Le congrès réunit les délégués des associations professionnelles et les délégués des provinces. En province, chaque section de l’UNPC est censée regrouper les associations professionnelles. C’est le cas de la presse sportive, la presse de la culture et arts, des musiciens, la presse s’occupant de l’économie etc. Donc, lorsqu’on a projeté le congrès, toutes ces associations se réunissent à leur niveau et désignent leurs délégués au Congrès. Ce n’est pas qu’on les invite.

Que pensez-vous du congrès de l’aile Tabasenge projeté en décembre prochain ?

 Nous avons copié le mauvais exemple des politiciens. Il y aura dédoublement. Chose que je regrette.

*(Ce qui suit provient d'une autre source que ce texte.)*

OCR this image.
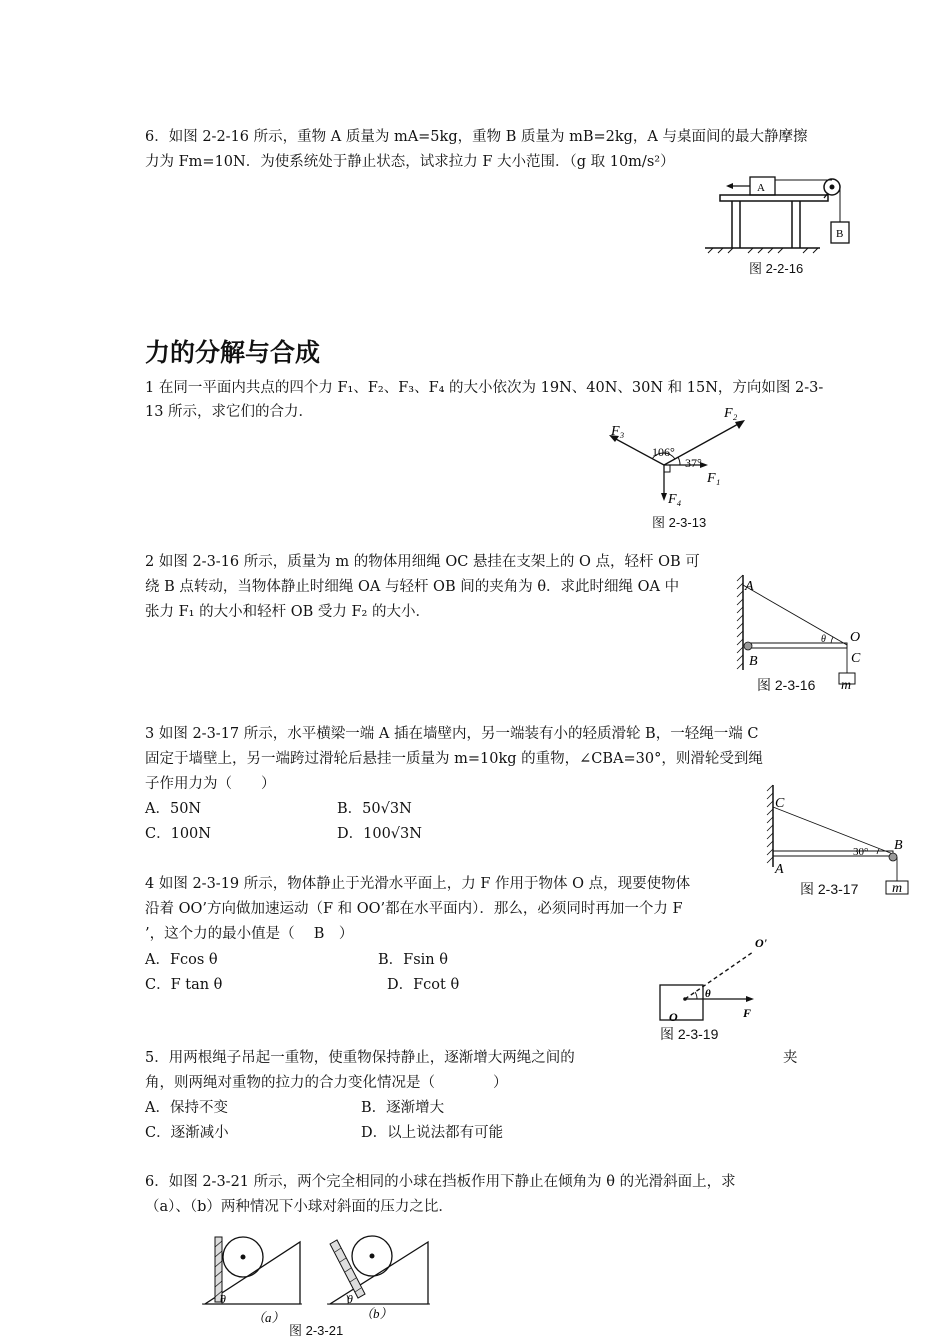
6．如图 2-2-16 所示，重物 A 质量为 mA=5kg，重物 B 质量为 mB=2kg，A 与桌面间的最大静摩擦
力为 Fm=10N．为使系统处于静止状态，试求拉力 F 大小范围．（g 取 10m/s²）
A
B
图 2-2-16
力的分解与合成
1 在同一平面内共点的四个力 F₁、F₂、F₃、F₄ 的大小依次为 19N、40N、30N 和 15N，方向如图 2-3-
13 所示，求它们的合力．
F₃
F₂
F₁
F₄
106°
37°
图 2-3-13
2 如图 2-3-16 所示，质量为 m 的物体用细绳 OC 悬挂在支架上的 O 点，轻杆 OB 可
绕 B 点转动，当物体静止时细绳 OA 与轻杆 OB 间的夹角为 θ．求此时细绳 OA 中
张力 F₁ 的大小和轻杆 OB 受力 F₂ 的大小．
θ
A
B
O
C
m
图 2-3-16
3 如图 2-3-17 所示，水平横梁一端 A 插在墙壁内，另一端装有小的轻质滑轮 B，一轻绳一端 C
固定于墙壁上，另一端跨过滑轮后悬挂一质量为 m=10kg 的重物，∠CBA=30°，则滑轮受到绳
子作用力为（　　）
A．50N	B．50√3N
C．100N	D．100√3N
30°
C
A
B
m
图 2-3-17
4 如图 2-3-19 所示，物体静止于光滑水平面上，力 F 作用于物体 O 点，现要使物体
沿着 OO’方向做加速运动（F 和 OO’都在水平面内）．那么，必须同时再加一个力 F
’，这个力的最小值是（　 B　）
A．Fcos θ	B．Fsin θ
C．F tan θ	D．Fcot θ
θ
O
O'
F
图 2-3-19
5．用两根绳子吊起一重物，使重物保持静止，逐渐增大两绳之间的	夹
角，则两绳对重物的拉力的合力变化情况是（　　　　）
A．保持不变	B．逐渐增大
C．逐渐减小	D．以上说法都有可能
6．如图 2-3-21 所示，两个完全相同的小球在挡板作用下静止在倾角为 θ 的光滑斜面上，求
（a）、（b）两种情况下小球对斜面的压力之比．
θ	θ
（a）	（b）
图 2-3-21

Mais qui pourra encore aider la presse  retrouver son unité? Et pourtant c’est de l’argent sorti dans la poche d’une bienfaitrice qui avait peut-être souhaité qu’avec cet argent, que la presse soit forte. Lors de son installation à la magistrature suprême, le Chef de l’État avait indiqué que la presse devait réellement être le 4eme pouvoir. Mais avec de tels comportements, la presse ne sera jamais un 4eme pouvoir. L’autre congrès qui démarre, c’est tout simplement le pavé dans la marre. Il faut qu’il y ait des gens sages. Malheureusement, aujourd’hui les gens n’écoutent plus les sages. J’ai vu comment on a ridiculisé le professeur Malembe Tamandiak, les anciens dirigeants Kitutu Oleontua et Mutiri Wa Bashara. Lorsque nous avions refondé l’Union, nous nous sommes dit que tous ceux qui ont travaillé étaient censés être les membres du comité des sages et qui devaient être appelés à chaque fois qu’il y aura crise. La jeunesse n’a pas de sens d’initiative pour trouver des moyens et signer de contrats ou faire des parrainages et avoir de bons rapports avec le gouvernement.

Quelle solution préconisée pour la bonne marche de l’UNPC?  

Comme le congrès n’émarge pas au budget du Trésor public, on devrait chercher d’autres partenaires pour aider l’UNPC et trouver la possibilité d’attirer l’État par le sérieux de ce que l’on fait, par les études qu’on devrait faire et par des réflexions que l’on devrait avancer.  Celles-ci pouvaient donner aux institutions nationales la possibilité de subventionner ou simplement d’aider l’Union. En le faisant, on guide le peuple par le travail qu’on fait et les informations que l’on apporte, de nature à donner à chacun des concitoyens la possibilité d’en faire l’opinion personnelle de participer à la culture nationale.